I’m a frequent Delta Airlines flyer and have earned status with them for 3+ years now. I’m pretty sure I’m not the only frequent Delta flyer who is also gluten free. At this point I’ve probably had each of the gluten free entree options offered by Delta: meatballs with marinara sauce, grilled chicken and rice, barbecued chicken with sweet potato puree, and cold chicken salad. They may have more, but I seem to get one of these. Most often I get the cold chicken salad.
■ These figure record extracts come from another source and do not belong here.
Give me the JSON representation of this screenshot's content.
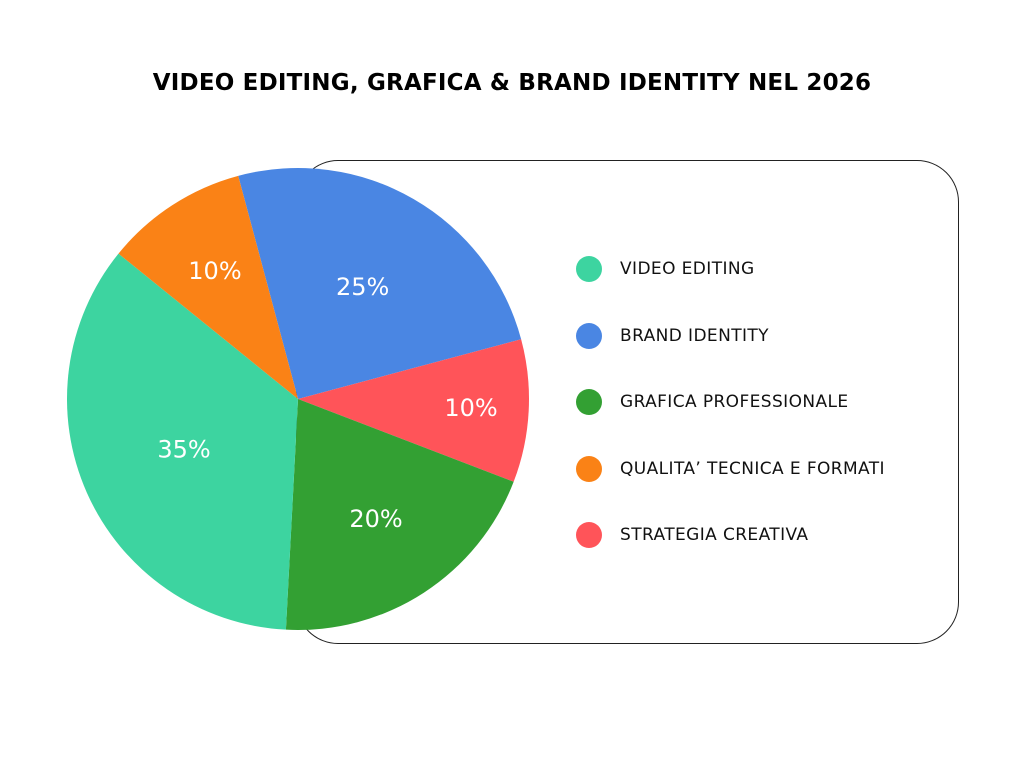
{
  "title": "VIDEO EDITING, GRAFICA & BRAND IDENTITY NEL 2026",
  "legend": [
    {
      "label": "VIDEO EDITING",
      "color": "#3DD4A0"
    },
    {
      "label": "BRAND IDENTITY",
      "color": "#4A86E3"
    },
    {
      "label": "GRAFICA PROFESSIONALE",
      "color": "#33A033"
    },
    {
      "label": "QUALITA’ TECNICA E FORMATI",
      "color": "#FA8216"
    },
    {
      "label": "STRATEGIA CREATIVA",
      "color": "#FF5459"
    }
  ],
  "slices": [
    {
      "name": "BRAND IDENTITY",
      "value": 25,
      "label": "25%",
      "color": "#4A86E3"
    },
    {
      "name": "STRATEGIA CREATIVA",
      "value": 10,
      "label": "10%",
      "color": "#FF5459"
    },
    {
      "name": "GRAFICA PROFESSIONALE",
      "value": 20,
      "label": "20%",
      "color": "#33A033"
    },
    {
      "name": "VIDEO EDITING",
      "value": 35,
      "label": "35%",
      "color": "#3DD4A0"
    },
    {
      "name": "QUALITA’ TECNICA E FORMATI",
      "value": 10,
      "label": "10%",
      "color": "#FA8216"
    }
  ],
  "chart_data": {
    "type": "pie",
    "title": "VIDEO EDITING, GRAFICA & BRAND IDENTITY NEL 2026",
    "categories": [
      "VIDEO EDITING",
      "BRAND IDENTITY",
      "GRAFICA PROFESSIONALE",
      "QUALITA’ TECNICA E FORMATI",
      "STRATEGIA CREATIVA"
    ],
    "values": [
      35,
      25,
      20,
      10,
      10
    ],
    "unit": "%",
    "colors": [
      "#3DD4A0",
      "#4A86E3",
      "#33A033",
      "#FA8216",
      "#FF5459"
    ],
    "legend_position": "right",
    "data_labels": [
      "35%",
      "25%",
      "20%",
      "10%",
      "10%"
    ]
  }
}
As I say in the video, it’s not a bad meal, it just isn’t great after a dozen attempts. Somewhat bland, the best part of the meal are the items from Udi’s!
Delta, if you read this, please update your gluten free selections!
That’s a Wrap!
Other than the dirty tray table and repetetive food, the flight was good. I don’t think anything other than a wide-body provides a wide-body experience, but it’s really just a really, really good regional jet! I would definitely seek to fly on one again the future. Remember to check those flight details when booking if you want to get on one yourself.
Stay safe out there and Happy Travels!